The site comprises diverse architectural remnants, from private residences, apartments to industrial structures, reflecting a range of styles and requiring a renovation philosophy that retains the site’s memories. The renovation fosters the connections with the immediate surroundings within the site and the external context both in time and space. The western wall of the factory building has been preserved, and the courtyard is redefined with a modern steel and glass facade. The roof’s original framework is retained, with purlins transforming into seating steps, allowing natural light to penetrate and maintain the building’s original character.
Thus, with minimal intervention, the architect created an aerial platform that overlooks and connects with the Chaichanglong and Tashan historical areas. This platform acts as a new urban public space, a plaza, or an urban terrace, and is the northern entry point for an aerial corridor system. Steps inside lead to this walkway, and the interior functions as a flexible exhibition space for cultural activities, with steel walls like bookshelves blending industrial and cultural aesthetics.
The apartment building, situated on the northwest side of the courtyard, was demolished due to its obstruction of the entire site’s access and visual connection, as well as the difficulty in structural restoration. On its footprint, a glass entrance hall has been constructed. The small two-story structure at the north of the courtyard is preserved, and the auxiliary dormitory building opposite the courtyard is integrated under the L-shaped steel roof of the newly built glass entrance hall. This roof, folding like an L-shaped ruler, creates a terrace through innovative rooftop cuts, offering a performance stage opposite the stepped roof.
The small pitched-roof house on the southwest side of the courtyard, lacking historical charm, has its walls retained and roof removed. Embraced by the L-shaped roof, it becomes a semi-open “secret garden” that preserves traces of past domestic life. Its north gable wall extends into the glass house, becoming the new building’s southern facade. The south and west walls preserve the full spectrum of life’s marks, including the vertical traces of demolished interior walls, weathered doors and windows, and the original interior tiles, all of which faithfully document the spatial configuration and life imprints of the former residential structure. The original interior now transforms into a vibrant open-air garden, with old wooden planks used for stepping, indicating the trace of dead trees.
In this way, the courtyard embodies life and death, flourishing and decay. It presents a unique landscape forged not by aesthetics but by the physical and material properties that define it. The architect’s role was merely to authentically reveal this reality, creating a meaningful landscape that is genuinely presented.

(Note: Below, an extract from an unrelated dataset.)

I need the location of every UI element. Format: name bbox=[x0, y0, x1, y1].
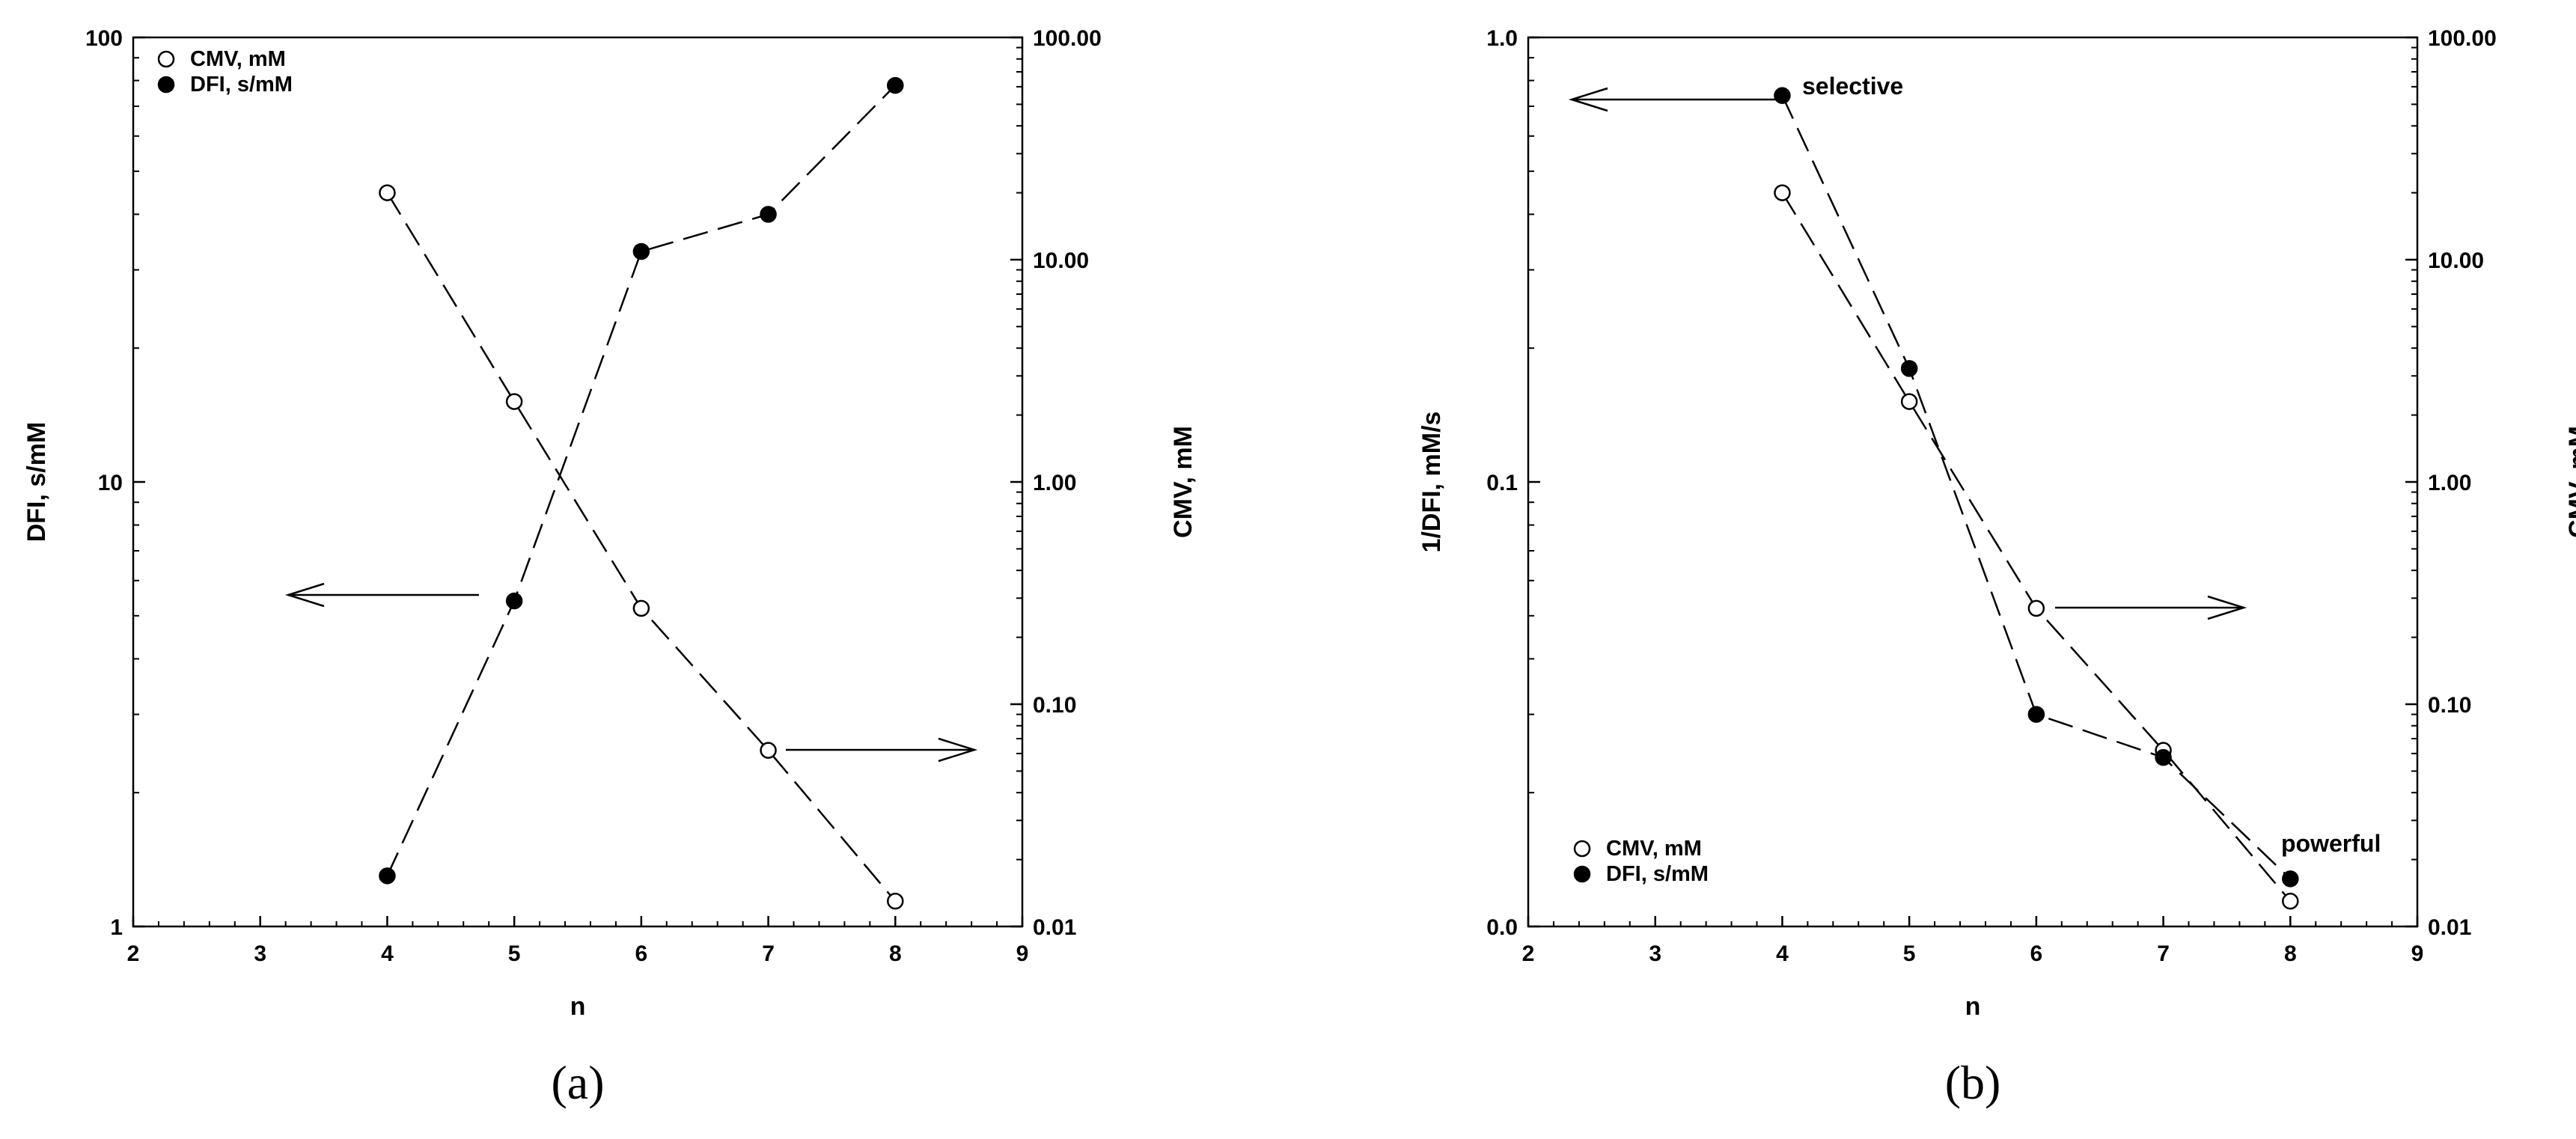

As internal spaces interweave and the notion of individual building fades, the site integrates into the broader spatial-temporal context of its surroundings. It is connected to the Stellar Isle on the other side via a sky corridor on the southern side of the roof. In this area, which has been the center of the old city of Shaoxing for over a thousand years, the architectural intervention either inverts traditional concepts of interior and exterior, or integrates buildings from various periods and styles under one roof, or innovatively transforms the roof into an urban plaza. It reveals the construction techniques of different eras, breaking boundaries between individual buildings and merging them into a habitable venue. Thus, with minimal alteration, buildings from various eras blend into an archive that can be reviewed at any time. This project intentionally transcends the continuity of time and space contexts of individual buildings, transforming it into a tangible sensory journey for people.